Since about 2009 the age of a car or truck on US roads has steadily averaged about 11 years — ancient, by American standards.
Throughout the industry, the expectation has been that this average vehicle age will drop, as American’s replace the old cars and pent-up demand from post-crisis period is satisfied.
However, it doesn’t look like that’s happening. This is from Bloomberg auto reporter Jamie Butters:
Even as U.S. sales of new vehicles roll along at record highs, improved durability continues to extend the average age of autos on the road. That age is 11.6 years, said [IHS Markit’s Mark Seng], up from 11.5 years in 2015. The average age increased about 3 per cent during the five years before the recession that depressed sales in 2008 and 2009, leading to the bankruptcies of General Motors and Chrysler.
Market observers had expected that a lot of older cars would be retired due to a technology gap. Ten or 15 years ago there’s wasn’t that much of a technology difference between a new car and one that was a decade old.
That’s not true these days. Today’s new cars, with infotainment and driver-assist technology, and even self-driving features can make a vehicle that’s just a few years old seem like it runs on steam.

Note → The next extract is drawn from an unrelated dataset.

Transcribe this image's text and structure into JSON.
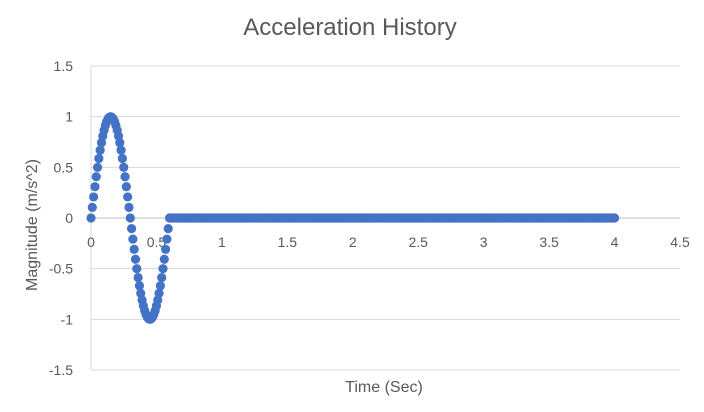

However, a need for affordable mobility appears to have overcome that expectation, and — in truth — a car that’s a decade old was probably still designed and engineered well enough to make it to 200,000 miles on the odometer, if it’s well cared for.
So, it seems, we’re turning into a country that drives pretty old cars for a while longer.
Of course those older vehicles will also be replaced, eventually. So the pent-up-demand driver of the US auto market isn’t quite ready to go away.